Blindness - both as reality and metaphor - has already been explored on stage this year in the Frantic Assembly, Graeae and Paines Plough collaboration, On Blindness. Now Canadian writer Alex Bulmer offers her experience of going blind in adulthood as a result of a hereditary genetic disease. The curious thing about both these productions is how strongly visual and physical they are, as if - like Freddie in Smudge, who must find new ways to cope with her darkening world - the audience is being forced to "see" or experience the play in many different ways, not just through the text.
Jessica Higgs's free-flying, exquisitely designed production ensures that you do just that, incorporating circus skills, movement and an almost doppelganger effect, a human version of the kind of intimate relationship that you sometimes get between puppeteer and puppet.
Bulmer charts her progression from diagnosis (the inevitable insensitive doctor who imparts the catastrophic news with blithe indifference) through rage and grief at her loss to a kind of reluctant acceptance. In a final scene of tentative optimism, she realises it may be possible for her to see a way forward in a sighted world as others have done before her.

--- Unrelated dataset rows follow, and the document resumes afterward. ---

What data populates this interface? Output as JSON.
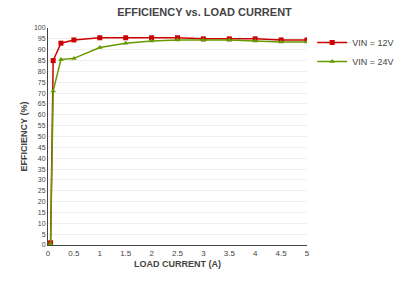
{
  "chart_data": {
    "type": "line",
    "title": "EFFICIENCY vs. LOAD CURRENT",
    "x_label": "LOAD CURRENT (A)",
    "y_label": "EFFICIENCY (%)",
    "series": [
      {
        "name": "VIN = 12V",
        "color": "#cc0000",
        "marker": "square",
        "x": [
          0.05,
          0.1,
          0.25,
          0.5,
          1.0,
          1.5,
          2.0,
          2.5,
          3.0,
          3.5,
          4.0,
          4.5,
          5.0
        ],
        "values": [
          1.0,
          85.0,
          93.0,
          94.5,
          95.5,
          95.5,
          95.5,
          95.5,
          95.0,
          95.0,
          95.0,
          94.5,
          94.5
        ]
      },
      {
        "name": "VIN = 24V",
        "color": "#669900",
        "marker": "triangle-up",
        "x": [
          0.05,
          0.1,
          0.25,
          0.5,
          1.0,
          1.5,
          2.0,
          2.5,
          3.0,
          3.5,
          4.0,
          4.5,
          5.0
        ],
        "values": [
          0.5,
          71.0,
          85.5,
          86.0,
          91.0,
          93.0,
          94.0,
          94.5,
          94.5,
          94.5,
          94.0,
          93.5,
          93.5
        ]
      }
    ],
    "xlim": [
      0,
      5
    ],
    "ylim": [
      0,
      100
    ],
    "xticks": [
      0,
      0.5,
      1,
      1.5,
      2,
      2.5,
      3,
      3.5,
      4,
      4.5,
      5
    ],
    "yticks": [
      0,
      5,
      10,
      15,
      20,
      25,
      30,
      35,
      40,
      45,
      50,
      55,
      60,
      65,
      70,
      75,
      80,
      85,
      90,
      95,
      100
    ],
    "grid": "y",
    "legend": "right"
  }
}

It is this internal journey that is quite the most interesting part of the evening, and which brings out the best - and most poetic - in the writing. This is clearly an immensely personal play, but I could have done with considerably fewer of the scenes between Freddie and her girlfriend.
This is a very small evening, but it is wrapped up in such a clever way that the audience has to find a way to make sense of it just as Freddie is having to make sense of her changing sensory world. The partially sighted actress Karina Jones turns in another superb performance, and there is great support from Kathryn Akin and Heather Richards.